One need look no further than SARS, the flu of 1918, West Nile Virus, or a litany of other diseases that have been what many biologists and pathologists alike have labeled “near misses”.  Compounding this concern is the fact that higher and higher populations of humans inhabit the earth; oftentimes, the living accommodations that these individuals have are devoid of running water and basic sanitation (Pronczuk 145).  This factor along with the overcrowding that necessarily comes as a byproduct of a ballooning human population provides a fertile breeding ground for an array of diseases (Rheingans 32).

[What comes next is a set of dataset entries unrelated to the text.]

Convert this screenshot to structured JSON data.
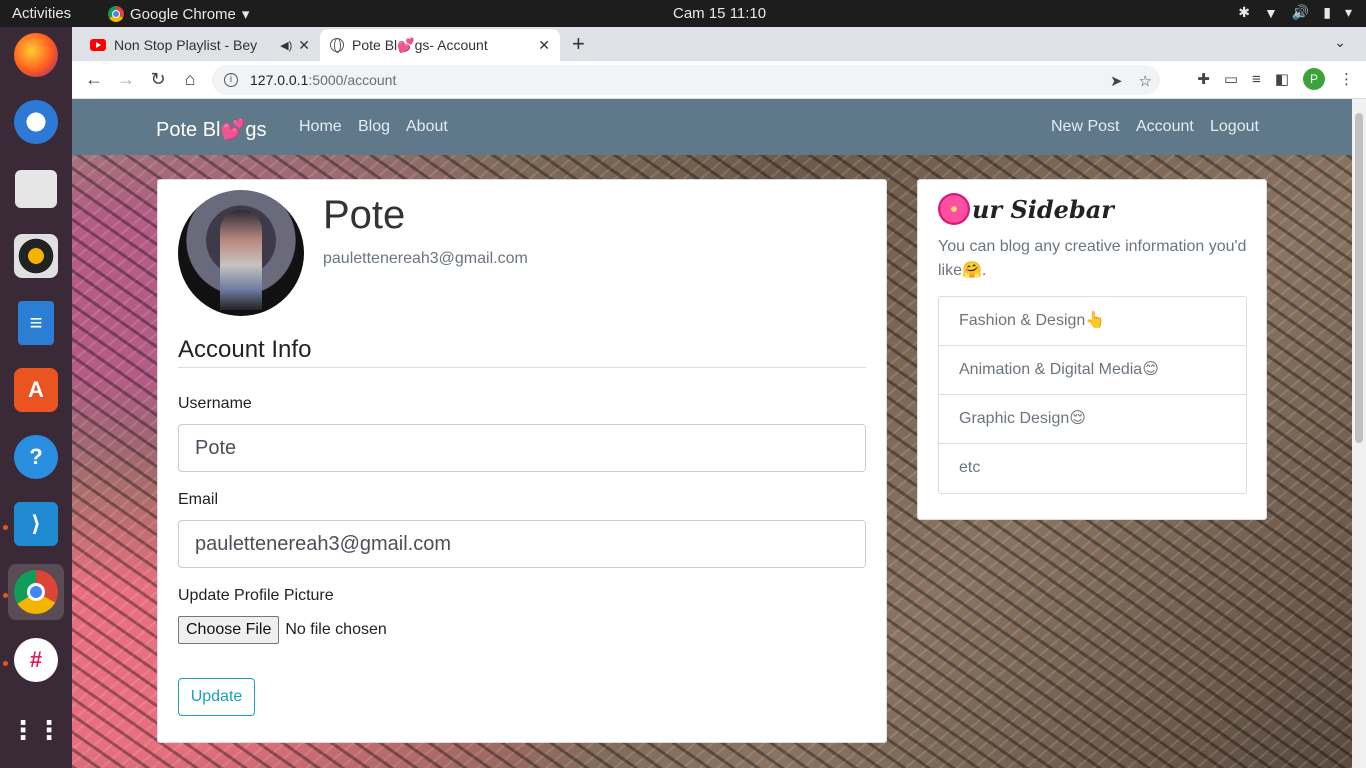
{
  "os": {
    "activities": "Activities",
    "app_menu": "Google Chrome",
    "clock": "Cam 15  11:10"
  },
  "browser": {
    "tabs": [
      {
        "title": "Non Stop Playlist - Bey",
        "icon": "youtube-icon",
        "audio": true
      },
      {
        "title": "Pote Bl💕gs- Account",
        "icon": "globe-icon",
        "active": true
      }
    ],
    "url_host": "127.0.0.1",
    "url_path": ":5000/account",
    "profile_initial": "P"
  },
  "site": {
    "brand": "Pote Bl💕gs",
    "nav_left": [
      "Home",
      "Blog",
      "About"
    ],
    "nav_right": [
      "New Post",
      "Account",
      "Logout"
    ]
  },
  "account": {
    "username": "Pote",
    "email": "paulettenereah3@gmail.com",
    "section_title": "Account Info",
    "username_label": "Username",
    "username_value": "Pote",
    "email_label": "Email",
    "email_value": "paulettenereah3@gmail.com",
    "picture_label": "Update Profile Picture",
    "choose_file": "Choose File",
    "no_file": "No file chosen",
    "update_button": "Update"
  },
  "sidebar": {
    "title": "ur Sidebar",
    "text": "You can blog any creative information you'd like🤗.",
    "items": [
      "Fashion & Design👆",
      "Animation & Digital Media😊",
      "Graphic Design😌",
      "etc"
    ]
  }
}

As is plainly known from the study of evolutionary biology, the means by which diseases morph, evolve, and adapt to changes in the environment and even drugs means that the tools that many health care professionals have to deal with a sudden shift in a formerly semi-harmless and/or common disease can be inadequate to treat the most recent manifestation that a more potent strain of the virus or bacteria can exhibit.  The guessing game that scientists play each and every year between which strain of the flu to turn into a vaccine which is used to inoculate millions around the world is but one evidence of the inability of biological sciences to correctly determine and treat the rapidly changing nature of one of the most common and well-understood viruses that are known to exist (Arno Müllbacher 4).  As such, if this is the case with something as common and well known as the flu, one can quickly assume that far worse examples of the general bankruptcy of modern medical technology to treat something such as a mutated form of Ebola or the HIV virus (Bavari 2807). 

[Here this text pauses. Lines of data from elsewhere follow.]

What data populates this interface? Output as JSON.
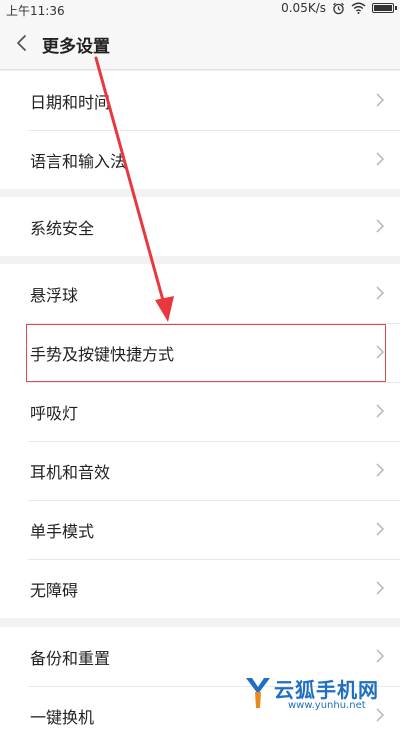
{
  "status_bar": {
    "time": "上午11:36",
    "network_speed": "0.05K/s",
    "battery_level": 0.9,
    "icons": [
      "alarm-icon",
      "wifi-icon",
      "battery-icon"
    ]
  },
  "header": {
    "title": "更多设置"
  },
  "groups": [
    {
      "items": [
        {
          "label": "日期和时间"
        },
        {
          "label": "语言和输入法"
        }
      ]
    },
    {
      "items": [
        {
          "label": "系统安全"
        }
      ]
    },
    {
      "items": [
        {
          "label": "悬浮球"
        },
        {
          "label": "手势及按键快捷方式"
        },
        {
          "label": "呼吸灯"
        },
        {
          "label": "耳机和音效"
        },
        {
          "label": "单手模式"
        },
        {
          "label": "无障碍"
        }
      ]
    },
    {
      "items": [
        {
          "label": "备份和重置"
        },
        {
          "label": "一键换机"
        }
      ]
    }
  ],
  "annotation": {
    "highlight_color": "#e04b4b",
    "arrow_color": "#e8383d"
  },
  "watermark": {
    "brand": "云狐手机网",
    "url": "www.yunhu.net"
  },
  "colors": {
    "background": "#f2f2f2",
    "surface": "#ffffff",
    "text": "#222222",
    "brand_blue": "#1f6fc2"
  }
}
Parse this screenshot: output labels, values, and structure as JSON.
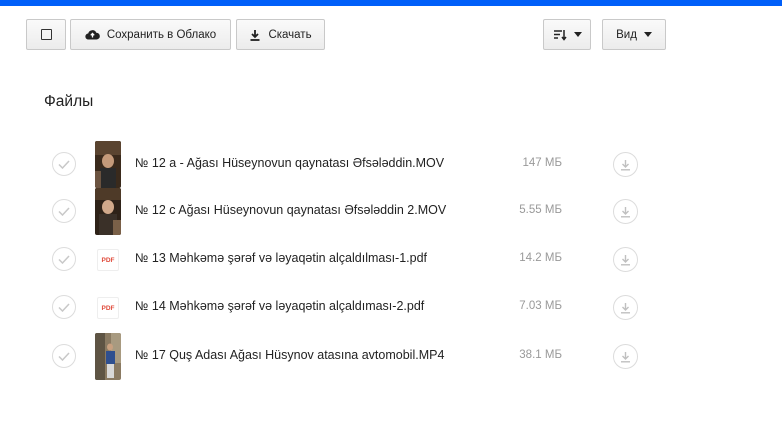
{
  "toolbar": {
    "save_label": "Сохранить в Облако",
    "download_label": "Скачать",
    "view_label": "Вид"
  },
  "section_title": "Файлы",
  "files": [
    {
      "name": "№ 12 a - Ağası Hüseynovun qaynatası Əfsələddin.MOV",
      "size": "147 МБ",
      "type": "video"
    },
    {
      "name": "№ 12 c Ağası Hüseynovun qaynatası Əfsələddin 2.MOV",
      "size": "5.55 МБ",
      "type": "video"
    },
    {
      "name": "№ 13 Məhkəmə şərəf və ləyaqətin alçaldılması-1.pdf",
      "size": "14.2 МБ",
      "type": "pdf"
    },
    {
      "name": "№ 14 Məhkəmə şərəf və ləyaqətin alçaldıması-2.pdf",
      "size": "7.03 МБ",
      "type": "pdf"
    },
    {
      "name": "№ 17 Quş Adası Ağası Hüsynov atasına avtomobil.MP4",
      "size": "38.1 МБ",
      "type": "video"
    }
  ],
  "pdf_badge": "PDF",
  "colors": {
    "accent": "#005ff9",
    "pdf": "#e04a3a"
  },
  "icons": [
    "checkbox-icon",
    "cloud-icon",
    "download-icon",
    "sort-icon",
    "chevron-down-icon",
    "check-icon"
  ]
}
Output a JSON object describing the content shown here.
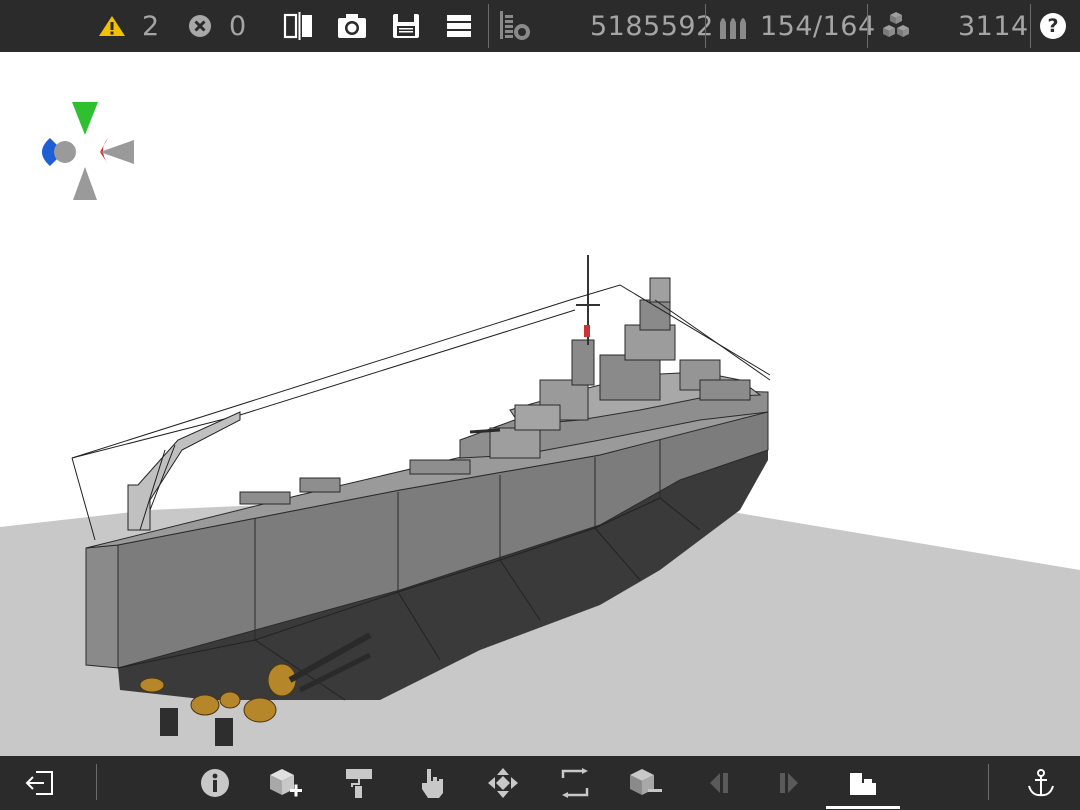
{
  "toolbar": {
    "warnings_count": "2",
    "errors_count": "0",
    "weight_value": "5185592",
    "ammo_value": "154/164",
    "blocks_value": "3114",
    "help_label": "?"
  },
  "icons": {
    "warning": "warning-icon",
    "error": "error-icon",
    "mirror": "mirror-icon",
    "camera": "camera-icon",
    "save": "save-icon",
    "menu": "menu-icon",
    "weight": "weight-icon",
    "ammo": "ammo-icon",
    "blocks": "blocks-icon",
    "help": "help-icon"
  },
  "bottom_tools": [
    "exit-icon",
    "info-icon",
    "add-block-icon",
    "paint-roller-icon",
    "hand-pointer-icon",
    "move-icon",
    "resize-icon",
    "remove-block-icon",
    "step-back-icon",
    "step-forward-icon",
    "build-mode-icon",
    "anchor-icon"
  ],
  "colors": {
    "bar_bg": "#2b2b2b",
    "warning_yellow": "#f2c200",
    "axis_green": "#2fbf2f",
    "axis_red": "#d42020",
    "axis_blue": "#1f5fd6",
    "axis_gray": "#9a9a9a",
    "hull_gray": "#7a7a7a",
    "hull_dark": "#3a3a3a",
    "ground_gray": "#c8c8c8"
  }
}
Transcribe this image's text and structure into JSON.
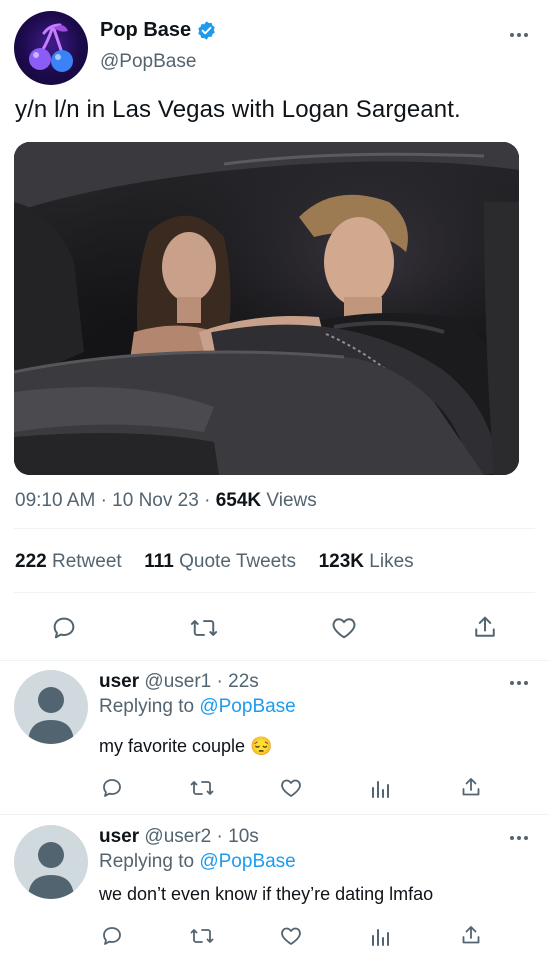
{
  "tweet": {
    "name": "Pop Base",
    "handle": "@PopBase",
    "text": "y/n l/n in Las Vegas with Logan Sargeant.",
    "time": "09:10 AM",
    "date": "10 Nov 23",
    "views_count": "654K",
    "views_label": "Views",
    "retweets_count": "222",
    "retweets_label": "Retweet",
    "quotes_count": "111",
    "quotes_label": "Quote Tweets",
    "likes_count": "123K",
    "likes_label": "Likes"
  },
  "replies": [
    {
      "name": "user",
      "handle": "@user1",
      "time": "22s",
      "replying_label": "Replying to",
      "replying_to": "@PopBase",
      "text": "my favorite couple 😔"
    },
    {
      "name": "user",
      "handle": "@user2",
      "time": "10s",
      "replying_label": "Replying to",
      "replying_to": "@PopBase",
      "text": "we don’t even know if they’re dating lmfao"
    }
  ],
  "colors": {
    "accent": "#1d9bf0",
    "muted": "#536471",
    "text": "#0f1419",
    "divider": "#eff3f4"
  },
  "icons": [
    "verified-badge-icon",
    "more-icon",
    "reply-icon",
    "retweet-icon",
    "like-icon",
    "share-icon",
    "analytics-icon"
  ]
}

Thus far, this analysis has questioned the natural ways in which viruses and bacterial diseases can mutate and provide a threat to the over expanding human populations of the world; however, the fact of the matter is that another branch of very prescient threat exists within the minds of those individuals around the world that seek to understand or already understand how to weaponize key diseases as a means of harming their enemies.  Although this may seem like a type of science fiction, the fact of the matter is that even 30 and 40 years ago, Soviet and American scientists had stockpiles of biological weaponry that were sufficient to kill millions.  Soviet scientists in the 1980s developed a synthesis of Ebola and smallpox which was dubbed “BlackBox”.  This BlackBox had a mortality rate of over 90%; meaning that of those infected by it if it were ever employed, 90% would succumb to the disease and die (Peters 27).  Supposedly, after the collapse of the Soviet Union, the stockpiles of these disease agents, as well as the scientists that helped to create them, were safeguarded.  However, the existence of such germ research and the development of such singularly deadly results is enough to give anyone pause when dealing with the subject.